In my, All Things Heather, ask ridiculous questions series, you get insight into my life and thoughts and I’m sure you walk away shaking your head, wishing you never wasted your time tuning in to The Chronicles.
Like today. Today we’re going to answer a very important question about what type of mermaid/merman would you like to do The Good Sex with. Here’s the question I was asked last week:
If you were about to have sex with a mermaid, would you prefer human head, tits and a big fishy tail, or human legs and lady garden, with a big fishy head and gills? (you can make this a manmaid if you like).
Well, there are a few things to consider here. Let’s go over my initial thoughts, in order.
1. I like the phrase lady garden. I’m using it from here on out. Examples, “Can’t go out tonight. Weeding my lady garden.” Or, “Welcome to my lady garden, enjoy the fruit.” Or, “Calm your lady garden down and have a drink,” which just means stop acting like a vagina.
2. If I choose the human legs/fish head option, does that mean I get only a limited amount of time on land for the Sexy Time because of the gills or if I don’t want to have a time limit, I just need to be near water somewhere so if said fish head gets close to death, we can just dunk his or her head and reset the length of Sexy Time? I think historically, I’ve never been great in the water, or maybe just hot tubs, so fish gills seems problematic to me.
3. What do mermen look like? Or are they menmaids? And do they always have long hair?
4. I don’t really like the smell of fish whether it’s coming out of a fish head or a mermaid lady garden tail so I’m on the fence about this whole thing.
5. I’m afraid of snakes and that mer-tail looks suspect. Also, I don’t like touching fish, which I suppose is a more relevant complaint since snakes have nothing to do with this post.
6. Have you ever seen a mermaid with a butch haircut? Neither have I. Therefore, no mermaids are probably lesbians (c’mon, don’t start with this, lesbians have long hair too, stuff) and therefore I shouldn’t be considering sex with anything but a merman.
7. I’m not sure how the mer-tail works really. I prefer someone who has a solid grasp of using their legs, though a strong swimmer should mean great stamina and broad shoulders. Scratch that, though. I like legs. I’ve never been a huge fan of tails on anything. Except the Halloween my sister went as a cat, which is a whole other story.

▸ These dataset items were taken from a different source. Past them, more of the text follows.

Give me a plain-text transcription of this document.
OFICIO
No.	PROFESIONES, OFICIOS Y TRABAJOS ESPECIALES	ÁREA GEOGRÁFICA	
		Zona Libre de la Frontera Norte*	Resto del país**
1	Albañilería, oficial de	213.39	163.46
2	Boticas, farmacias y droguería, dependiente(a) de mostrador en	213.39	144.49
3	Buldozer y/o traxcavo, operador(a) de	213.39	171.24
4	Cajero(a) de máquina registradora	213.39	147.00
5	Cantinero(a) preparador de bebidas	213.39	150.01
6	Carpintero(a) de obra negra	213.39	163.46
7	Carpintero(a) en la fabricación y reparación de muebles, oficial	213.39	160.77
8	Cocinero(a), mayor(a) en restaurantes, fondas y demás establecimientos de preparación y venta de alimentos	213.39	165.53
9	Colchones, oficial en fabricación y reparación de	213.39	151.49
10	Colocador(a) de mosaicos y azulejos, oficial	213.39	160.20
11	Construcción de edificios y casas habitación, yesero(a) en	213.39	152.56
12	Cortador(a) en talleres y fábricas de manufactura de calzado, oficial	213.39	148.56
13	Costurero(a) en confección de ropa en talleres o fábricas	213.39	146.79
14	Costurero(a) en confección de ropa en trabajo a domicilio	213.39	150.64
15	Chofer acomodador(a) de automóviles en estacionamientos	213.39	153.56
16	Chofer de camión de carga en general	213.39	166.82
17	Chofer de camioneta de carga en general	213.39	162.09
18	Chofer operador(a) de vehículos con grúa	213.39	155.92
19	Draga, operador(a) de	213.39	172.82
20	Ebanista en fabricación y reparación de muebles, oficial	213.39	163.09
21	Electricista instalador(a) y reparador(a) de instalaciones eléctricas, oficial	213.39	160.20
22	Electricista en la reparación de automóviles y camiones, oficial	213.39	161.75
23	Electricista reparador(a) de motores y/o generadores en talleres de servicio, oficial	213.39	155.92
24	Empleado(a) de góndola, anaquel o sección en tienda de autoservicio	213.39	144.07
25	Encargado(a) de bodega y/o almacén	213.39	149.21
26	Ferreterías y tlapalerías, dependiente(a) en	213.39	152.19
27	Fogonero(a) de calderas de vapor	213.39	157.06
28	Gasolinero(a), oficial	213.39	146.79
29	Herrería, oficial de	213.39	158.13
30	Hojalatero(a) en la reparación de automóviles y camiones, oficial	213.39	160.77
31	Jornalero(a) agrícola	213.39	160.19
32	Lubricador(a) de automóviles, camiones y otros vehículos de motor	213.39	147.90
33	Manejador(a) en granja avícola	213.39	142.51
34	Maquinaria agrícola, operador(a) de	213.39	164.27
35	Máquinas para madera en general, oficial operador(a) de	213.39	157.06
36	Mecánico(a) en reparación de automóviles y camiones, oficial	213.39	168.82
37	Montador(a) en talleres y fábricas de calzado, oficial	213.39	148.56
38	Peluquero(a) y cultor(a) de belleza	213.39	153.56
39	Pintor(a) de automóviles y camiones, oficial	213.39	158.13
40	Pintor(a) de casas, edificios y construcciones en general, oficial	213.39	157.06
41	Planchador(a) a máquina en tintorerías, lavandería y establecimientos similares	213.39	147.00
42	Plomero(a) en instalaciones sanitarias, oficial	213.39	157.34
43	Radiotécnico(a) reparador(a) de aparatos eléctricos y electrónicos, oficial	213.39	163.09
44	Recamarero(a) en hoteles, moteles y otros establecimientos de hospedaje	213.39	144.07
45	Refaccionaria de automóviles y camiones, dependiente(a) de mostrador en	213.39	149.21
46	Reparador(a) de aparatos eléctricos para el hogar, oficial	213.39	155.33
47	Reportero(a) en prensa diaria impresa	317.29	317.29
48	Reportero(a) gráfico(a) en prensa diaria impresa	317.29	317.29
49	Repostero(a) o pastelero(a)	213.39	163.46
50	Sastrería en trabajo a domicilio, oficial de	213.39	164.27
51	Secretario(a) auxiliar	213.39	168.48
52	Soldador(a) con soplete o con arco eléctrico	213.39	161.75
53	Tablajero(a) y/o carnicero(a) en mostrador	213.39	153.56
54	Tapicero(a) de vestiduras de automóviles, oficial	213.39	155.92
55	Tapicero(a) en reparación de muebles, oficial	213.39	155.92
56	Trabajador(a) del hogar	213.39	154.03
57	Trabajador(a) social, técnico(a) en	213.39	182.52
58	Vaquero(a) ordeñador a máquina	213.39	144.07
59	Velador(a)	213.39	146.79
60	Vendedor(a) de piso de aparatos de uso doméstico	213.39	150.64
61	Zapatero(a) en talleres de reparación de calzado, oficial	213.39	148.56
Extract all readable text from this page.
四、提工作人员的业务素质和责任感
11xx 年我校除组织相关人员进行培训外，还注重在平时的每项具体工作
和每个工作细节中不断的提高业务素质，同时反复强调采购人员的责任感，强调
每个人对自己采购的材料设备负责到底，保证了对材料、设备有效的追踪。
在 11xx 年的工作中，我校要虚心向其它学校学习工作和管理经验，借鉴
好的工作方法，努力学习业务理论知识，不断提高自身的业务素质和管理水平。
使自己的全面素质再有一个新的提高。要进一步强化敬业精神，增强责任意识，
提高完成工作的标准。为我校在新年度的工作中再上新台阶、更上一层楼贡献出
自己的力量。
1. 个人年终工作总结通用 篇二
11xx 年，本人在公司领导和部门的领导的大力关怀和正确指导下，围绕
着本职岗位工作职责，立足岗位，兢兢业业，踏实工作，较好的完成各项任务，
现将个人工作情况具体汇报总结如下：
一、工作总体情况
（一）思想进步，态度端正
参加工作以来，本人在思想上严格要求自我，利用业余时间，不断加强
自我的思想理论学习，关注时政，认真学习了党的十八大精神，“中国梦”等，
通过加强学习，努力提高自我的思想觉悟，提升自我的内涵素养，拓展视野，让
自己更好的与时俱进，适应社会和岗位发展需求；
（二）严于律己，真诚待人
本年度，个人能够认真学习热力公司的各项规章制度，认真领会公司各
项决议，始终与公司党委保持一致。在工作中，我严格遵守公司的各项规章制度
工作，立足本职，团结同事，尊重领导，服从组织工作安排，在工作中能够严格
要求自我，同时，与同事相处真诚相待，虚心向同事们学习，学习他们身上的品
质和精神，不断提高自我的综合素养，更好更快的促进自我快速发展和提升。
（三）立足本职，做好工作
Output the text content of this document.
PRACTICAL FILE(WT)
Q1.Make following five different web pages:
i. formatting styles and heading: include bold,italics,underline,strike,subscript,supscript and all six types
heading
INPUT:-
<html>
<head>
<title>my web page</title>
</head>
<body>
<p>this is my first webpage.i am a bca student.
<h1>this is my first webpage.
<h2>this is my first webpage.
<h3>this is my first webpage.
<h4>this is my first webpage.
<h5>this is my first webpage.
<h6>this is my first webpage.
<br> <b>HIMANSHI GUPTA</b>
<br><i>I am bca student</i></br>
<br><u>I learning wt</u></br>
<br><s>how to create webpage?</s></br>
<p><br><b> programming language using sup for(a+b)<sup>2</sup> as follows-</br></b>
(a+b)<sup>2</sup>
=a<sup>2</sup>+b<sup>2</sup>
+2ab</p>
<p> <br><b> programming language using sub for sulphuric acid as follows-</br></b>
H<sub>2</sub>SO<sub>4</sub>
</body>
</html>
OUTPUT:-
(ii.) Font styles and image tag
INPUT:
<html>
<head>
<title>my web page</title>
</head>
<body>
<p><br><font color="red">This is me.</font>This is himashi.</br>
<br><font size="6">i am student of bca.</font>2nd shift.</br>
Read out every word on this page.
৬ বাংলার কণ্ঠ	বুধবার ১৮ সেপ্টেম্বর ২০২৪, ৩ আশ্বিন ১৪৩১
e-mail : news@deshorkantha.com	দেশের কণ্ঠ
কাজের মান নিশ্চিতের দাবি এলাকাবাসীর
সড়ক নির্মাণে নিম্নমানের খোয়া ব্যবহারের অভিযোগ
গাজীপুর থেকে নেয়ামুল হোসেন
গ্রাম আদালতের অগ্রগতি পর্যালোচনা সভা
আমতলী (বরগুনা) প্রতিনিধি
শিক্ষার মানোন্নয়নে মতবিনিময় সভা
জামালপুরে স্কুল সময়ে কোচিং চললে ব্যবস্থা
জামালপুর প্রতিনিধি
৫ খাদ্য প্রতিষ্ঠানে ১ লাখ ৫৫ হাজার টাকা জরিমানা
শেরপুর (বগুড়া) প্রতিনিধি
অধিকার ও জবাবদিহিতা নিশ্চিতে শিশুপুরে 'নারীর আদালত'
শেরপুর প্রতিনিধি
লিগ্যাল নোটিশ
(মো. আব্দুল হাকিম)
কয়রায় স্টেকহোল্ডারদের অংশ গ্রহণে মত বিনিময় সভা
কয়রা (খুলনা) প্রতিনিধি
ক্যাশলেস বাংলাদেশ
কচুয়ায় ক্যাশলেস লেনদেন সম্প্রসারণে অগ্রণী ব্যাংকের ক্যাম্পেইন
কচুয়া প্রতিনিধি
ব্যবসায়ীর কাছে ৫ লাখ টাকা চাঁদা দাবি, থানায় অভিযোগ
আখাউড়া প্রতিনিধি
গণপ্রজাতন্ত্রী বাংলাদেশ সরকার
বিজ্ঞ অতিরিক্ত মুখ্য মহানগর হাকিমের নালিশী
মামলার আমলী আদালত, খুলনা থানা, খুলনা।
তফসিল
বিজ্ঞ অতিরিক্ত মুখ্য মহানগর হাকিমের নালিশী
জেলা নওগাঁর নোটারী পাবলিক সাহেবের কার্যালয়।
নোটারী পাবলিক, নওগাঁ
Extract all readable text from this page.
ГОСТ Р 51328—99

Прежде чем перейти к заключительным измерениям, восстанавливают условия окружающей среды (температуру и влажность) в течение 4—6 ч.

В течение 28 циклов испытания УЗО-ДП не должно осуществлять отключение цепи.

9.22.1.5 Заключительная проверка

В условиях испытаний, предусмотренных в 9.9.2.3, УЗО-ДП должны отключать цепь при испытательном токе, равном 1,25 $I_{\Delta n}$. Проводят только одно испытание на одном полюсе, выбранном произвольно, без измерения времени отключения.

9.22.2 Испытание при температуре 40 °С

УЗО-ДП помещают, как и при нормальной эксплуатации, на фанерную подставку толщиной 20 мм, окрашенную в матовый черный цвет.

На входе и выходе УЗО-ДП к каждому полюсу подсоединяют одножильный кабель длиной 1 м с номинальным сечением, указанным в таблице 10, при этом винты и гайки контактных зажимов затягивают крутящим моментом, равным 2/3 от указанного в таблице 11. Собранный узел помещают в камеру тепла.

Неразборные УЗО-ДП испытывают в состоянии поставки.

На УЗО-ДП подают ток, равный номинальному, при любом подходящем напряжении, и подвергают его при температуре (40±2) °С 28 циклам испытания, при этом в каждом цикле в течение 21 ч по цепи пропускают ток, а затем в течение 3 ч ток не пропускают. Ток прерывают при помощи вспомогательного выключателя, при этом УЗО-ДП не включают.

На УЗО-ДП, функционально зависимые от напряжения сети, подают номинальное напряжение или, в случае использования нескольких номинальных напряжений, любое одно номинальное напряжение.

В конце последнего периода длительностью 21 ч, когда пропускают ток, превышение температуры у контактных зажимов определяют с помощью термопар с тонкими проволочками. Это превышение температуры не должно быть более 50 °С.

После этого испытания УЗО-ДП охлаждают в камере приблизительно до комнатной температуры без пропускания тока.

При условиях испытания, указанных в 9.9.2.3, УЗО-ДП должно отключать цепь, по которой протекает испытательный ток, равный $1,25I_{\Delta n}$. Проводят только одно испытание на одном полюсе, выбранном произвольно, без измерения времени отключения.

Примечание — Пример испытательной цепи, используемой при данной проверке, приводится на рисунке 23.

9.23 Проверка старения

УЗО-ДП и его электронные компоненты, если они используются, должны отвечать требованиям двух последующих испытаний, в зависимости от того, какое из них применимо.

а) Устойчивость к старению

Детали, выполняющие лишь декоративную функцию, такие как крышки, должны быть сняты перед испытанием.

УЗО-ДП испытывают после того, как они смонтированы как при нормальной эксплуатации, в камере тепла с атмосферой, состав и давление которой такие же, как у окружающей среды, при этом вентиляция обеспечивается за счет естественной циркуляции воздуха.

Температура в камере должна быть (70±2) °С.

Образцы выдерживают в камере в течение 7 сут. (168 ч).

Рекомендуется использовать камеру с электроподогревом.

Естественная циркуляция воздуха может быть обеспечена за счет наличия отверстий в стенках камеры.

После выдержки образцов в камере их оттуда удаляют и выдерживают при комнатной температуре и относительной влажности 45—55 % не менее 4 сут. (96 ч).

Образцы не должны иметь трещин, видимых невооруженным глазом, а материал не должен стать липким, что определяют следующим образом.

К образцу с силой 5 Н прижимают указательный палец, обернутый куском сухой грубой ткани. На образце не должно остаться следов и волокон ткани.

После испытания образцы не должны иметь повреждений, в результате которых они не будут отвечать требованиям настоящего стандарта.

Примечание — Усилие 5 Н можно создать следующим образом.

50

8. Why are there so many shows about vampires and werewolves and none about life under the sea? Is it not as sexy, or is it the chance the entire crew would die drowning while filming? This is something I will probably research.
9. If you do choose the tail option, where are the goodies, exactly? Is the tail like a curtain and it can be pulled back somewhere? How do you get in there? I don’t need extra work, thanks.
10. Can’t I just be the mermaid? That seems like a reasonable end to this thought process.
After all that random evaluating, I’ve decided that I don’t think I want to sleep with a mer-anything, but it’s really comforting to know that I have a strong opinion on the subject.